Browns reportedly asking taxpayers to fund half of $2.4B new stadium, but public may be reaching breaking point

CLEVELAND, OHIO - NOVEMBER 05: A general view of the stadium during the game between the Cleveland Browns and the Arizona Cardinals at Cleveland Browns Stadium on November 05, 2023 in Cleveland, Ohio. (Photo by Jason Miller/Getty Images)

The Browns would like Cleveland taxpayers to help build a new domed stadium or renovating old one. Just a few billion dollars. (Photo by Jason Miller/Getty Images)

The Cleveland Browns are planning to become the next professional sports team ask their local government and taxpayers to fund a new stadium that would make the team billions of dollars.

According to Jeremy Pelzer of, the Browns plan on asking for taxpayers provide half the funding for a $2.4 billion domed stadium in Brook Park, or for a $1 billion upgrade to their current downtown Cleveland stadium. No official plan has been presented or accepted at this point, but either version has the public giving a huge amount of money to the billionaire Haslam family, which owns the chain of Pilot Flying J truck stops.

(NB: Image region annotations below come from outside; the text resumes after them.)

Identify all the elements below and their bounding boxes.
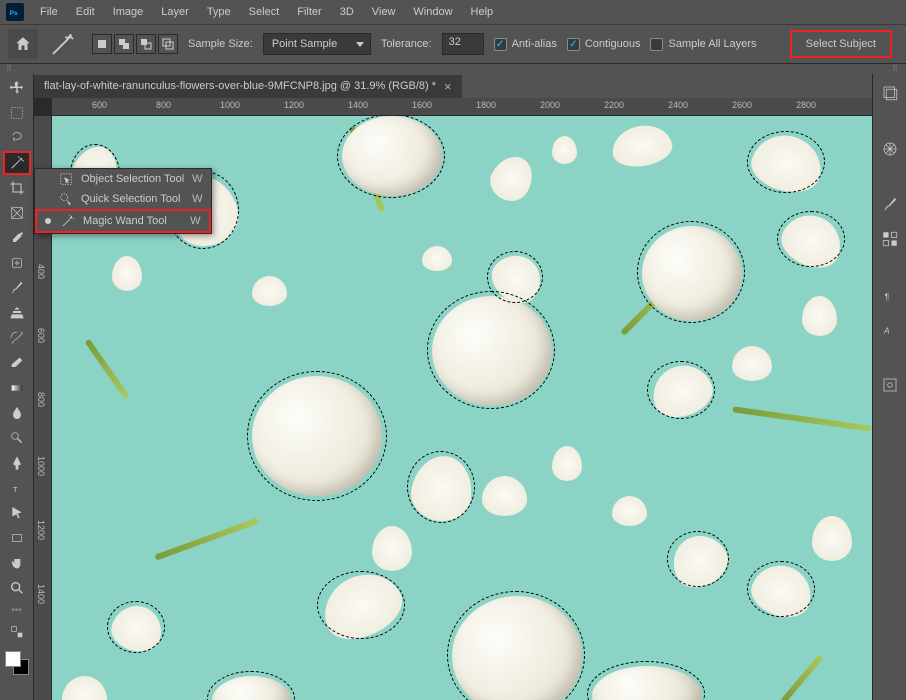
menu-view[interactable]: View	[364, 3, 404, 21]
flyout-quick-selection[interactable]: Quick Selection Tool W	[35, 189, 211, 209]
history-brush-tool[interactable]	[3, 326, 31, 350]
tool-flyout-menu: Object Selection Tool W Quick Selection …	[34, 168, 212, 234]
right-collapsed-panels: ¶ A	[872, 74, 906, 700]
type-tool[interactable]: T	[3, 476, 31, 500]
selection-add-icon[interactable]	[114, 34, 134, 54]
frame-tool[interactable]	[3, 201, 31, 225]
svg-text:A: A	[883, 327, 890, 336]
zoom-tool[interactable]	[3, 576, 31, 600]
rectangle-tool[interactable]	[3, 526, 31, 550]
lasso-tool[interactable]	[3, 126, 31, 150]
anti-alias-checkbox[interactable]: Anti-alias	[494, 38, 557, 51]
menu-select[interactable]: Select	[241, 3, 288, 21]
blur-tool[interactable]	[3, 401, 31, 425]
menubar: Ps File Edit Image Layer Type Select Fil…	[0, 0, 906, 24]
svg-text:Ps: Ps	[10, 10, 18, 17]
panel-layers-icon[interactable]	[877, 80, 903, 106]
menu-window[interactable]: Window	[405, 3, 460, 21]
marquee-tool[interactable]	[3, 101, 31, 125]
panel-brushes-icon[interactable]	[877, 192, 903, 218]
crop-tool[interactable]	[3, 176, 31, 200]
clone-stamp-tool[interactable]	[3, 301, 31, 325]
menu-3d[interactable]: 3D	[332, 3, 362, 21]
menu-edit[interactable]: Edit	[68, 3, 103, 21]
menu-file[interactable]: File	[32, 3, 66, 21]
tolerance-label: Tolerance:	[381, 38, 432, 50]
sample-size-select[interactable]: Point Sample	[263, 33, 371, 55]
menu-help[interactable]: Help	[463, 3, 502, 21]
sample-all-layers-checkbox[interactable]: Sample All Layers	[650, 38, 756, 51]
panel-grip-row: ⠿⠿	[0, 64, 906, 74]
flyout-magic-wand[interactable]: Magic Wand Tool W	[35, 209, 211, 233]
svg-text:T: T	[13, 485, 18, 494]
sample-size-label: Sample Size:	[188, 38, 253, 50]
menu-type[interactable]: Type	[199, 3, 239, 21]
close-tab-icon[interactable]: ×	[444, 79, 452, 94]
gradient-tool[interactable]	[3, 376, 31, 400]
selection-intersect-icon[interactable]	[158, 34, 178, 54]
dodge-tool[interactable]	[3, 426, 31, 450]
options-bar: Sample Size: Point Sample Tolerance: 32 …	[0, 24, 906, 64]
menu-image[interactable]: Image	[105, 3, 152, 21]
toolbox-more[interactable]: •••	[11, 605, 22, 616]
pen-tool[interactable]	[3, 451, 31, 475]
healing-brush-tool[interactable]	[3, 251, 31, 275]
flyout-object-selection[interactable]: Object Selection Tool W	[35, 169, 211, 189]
menu-layer[interactable]: Layer	[153, 3, 197, 21]
ruler-horizontal: 600 800 1000 1200 1400 1600 1800 2000 22…	[52, 98, 872, 116]
contiguous-checkbox[interactable]: Contiguous	[567, 38, 641, 51]
document-tab-bar: flat-lay-of-white-ranunculus-flowers-ove…	[34, 74, 872, 98]
panel-character-icon[interactable]: A	[877, 316, 903, 342]
move-tool[interactable]	[3, 76, 31, 100]
panel-swatches-icon[interactable]	[877, 226, 903, 252]
current-tool-icon[interactable]	[48, 31, 78, 57]
toolbox: T •••	[0, 74, 34, 700]
selection-mode-group	[92, 34, 178, 54]
panel-properties-icon[interactable]	[877, 372, 903, 398]
home-button[interactable]	[8, 29, 38, 59]
document-tab[interactable]: flat-lay-of-white-ranunculus-flowers-ove…	[34, 75, 462, 98]
panel-paragraph-icon[interactable]: ¶	[877, 282, 903, 308]
brush-tool[interactable]	[3, 276, 31, 300]
magic-wand-tool[interactable]	[3, 151, 31, 175]
hand-tool[interactable]	[3, 551, 31, 575]
path-selection-tool[interactable]	[3, 501, 31, 525]
svg-text:¶: ¶	[884, 293, 889, 302]
menu-filter[interactable]: Filter	[289, 3, 329, 21]
tolerance-input[interactable]: 32	[442, 33, 484, 55]
photoshop-logo-icon: Ps	[6, 3, 24, 21]
edit-toolbar[interactable]	[3, 620, 31, 644]
selection-subtract-icon[interactable]	[136, 34, 156, 54]
selection-new-icon[interactable]	[92, 34, 112, 54]
select-subject-button[interactable]: Select Subject	[790, 30, 892, 58]
panel-color-icon[interactable]	[877, 136, 903, 162]
eyedropper-tool[interactable]	[3, 226, 31, 250]
eraser-tool[interactable]	[3, 351, 31, 375]
color-swatches[interactable]	[5, 651, 29, 675]
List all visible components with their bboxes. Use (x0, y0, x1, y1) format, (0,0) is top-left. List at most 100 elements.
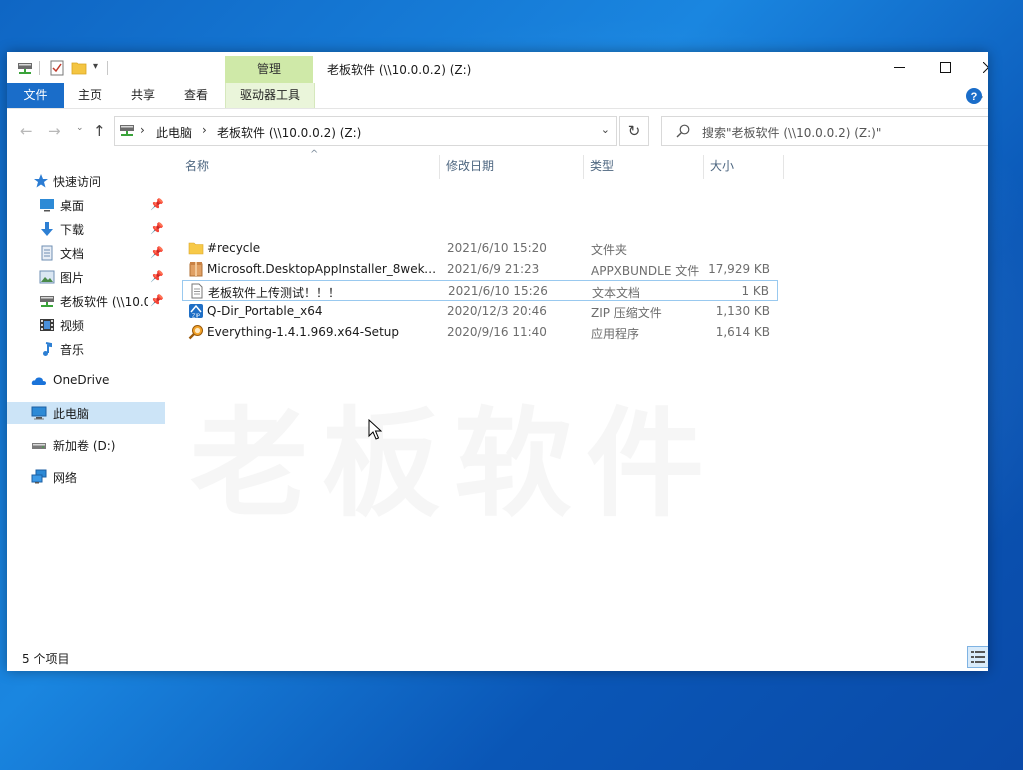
title-bar: ▾ 管理 老板软件 (\\10.0.0.2) (Z:) (7, 52, 988, 83)
pin-icon[interactable]: 📌 (150, 294, 164, 307)
nav-item-this-pc[interactable]: 此电脑 (7, 402, 165, 424)
file-type: 应用程序 (591, 327, 640, 341)
nav-label: 视频 (60, 319, 85, 333)
music-icon (43, 342, 52, 356)
customize-quick-access-icon[interactable]: ▾ (93, 61, 98, 72)
nav-item-pictures[interactable]: 图片 📌 (7, 266, 165, 288)
new-folder-icon[interactable] (71, 60, 87, 76)
file-row[interactable]: #recycle 2021/6/10 15:20 文件夹 (182, 238, 778, 259)
file-row[interactable]: Everything-1.4.1.969.x64-Setup 2020/9/16… (182, 322, 778, 343)
column-separator[interactable] (783, 155, 784, 179)
nav-item-downloads[interactable]: 下载 📌 (7, 218, 165, 240)
zip-icon: ZIP (189, 304, 203, 319)
tab-manage[interactable]: 管理 (225, 56, 313, 83)
pin-icon[interactable]: 📌 (150, 198, 164, 211)
file-date: 2021/6/9 21:23 (447, 262, 540, 276)
breadcrumb-drive[interactable]: 老板软件 (\\10.0.0.2) (Z:) (217, 124, 361, 141)
search-placeholder: 搜索"老板软件 (\\10.0.0.2) (Z:)" (702, 126, 882, 140)
network-icon (31, 469, 47, 484)
recent-locations-icon[interactable]: ⌄ (76, 123, 84, 133)
window-title: 老板软件 (\\10.0.0.2) (Z:) (327, 63, 472, 77)
nav-label: 此电脑 (53, 407, 90, 421)
nav-item-drive-d[interactable]: 新加卷 (D:) (7, 434, 165, 456)
forward-button[interactable]: → (48, 122, 61, 140)
nav-label: 下载 (60, 223, 85, 237)
watermark: 老板软件 (190, 368, 718, 539)
column-separator[interactable] (703, 155, 704, 179)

Browns are far from alone in this space right now. The Chicago Bears joined with local elected officials last week to announce a stadium plan that would cost taxpayers over $2 billion. The Kansas City Chiefs and Kansas City Royals are continuing to seek new money for their stadium pipe dreams.

But as city and state governments face budget shortfalls to meet even the most basic needs of their citizens, some have been rethinking their relationships to sports teams — especially when money that might be earmarked for a stadium could be used to help the public.

Illinois Gov. J.B. Pritzker is not optimistic about the plans for the Bears’ new stadium, which he made clear last week before the team publicly announced their plan. A week doesn’t appear to have changed Pritzker’s mind, as Bears officials reportedly met with Pritzker aides on Tuesday and were faced with opinions like this one, which comes from a source with knowledge of Pritzker’s thinking. Via the Chicago Sun-Times:

“The money that comes from this hotel tax does not belong to the Bears. It does not belong to the White Sox. It does not belong to any sports team. That belongs to the taxpayer,” the source told the Sun-Times’ Tina Sfondeles. “There needs to be an evolution of thinking in the way that owners and sports teams approach asking and paying for sports stadiums. Because we are in a different world than what we were in 30 years ago. And it seems like everybody else understands that except for the people on these teams.”

There’s more evidence the tide might be turning. In April, voters in Jackson City, Missouri voters rejected a sales tax hike that would have funded a new downtown ballpark for the Royals and provided funds to update Arrowhead Stadium, home of the Chiefs. Local officials in Oakland, Calif. refused to budge when the Athletics continued to insist the city kick in a massive amount of money to stop them from moving. A similar thing happened in Glendale, Arizona a few years ago when the government decided it would not continue its relationship with the NHL’s Arizona Coyotes.

Those decisions do have consequences. The Athletics and Coyotes did make good on their promises to leave. The Coyotes announced their move to Utah a few weeks ago. The A’s are done in Oakland at the end of the 2024 season and will move to Sacramento until their new stadium in Las Vegas is finished.

But relocating to another city doesn’t solve all of a team’s problems, either, In Vegas, the A’s stadium isn’t a done deal yet. A significant chunk of the public, including the Nevada state teacher’s union, doesn’t want the state of Nevada to spend money on a privately owned baseball stadium, and they’ve sued the state and Gov. Joe Lombardo to challenge the way the ballpark is being funded.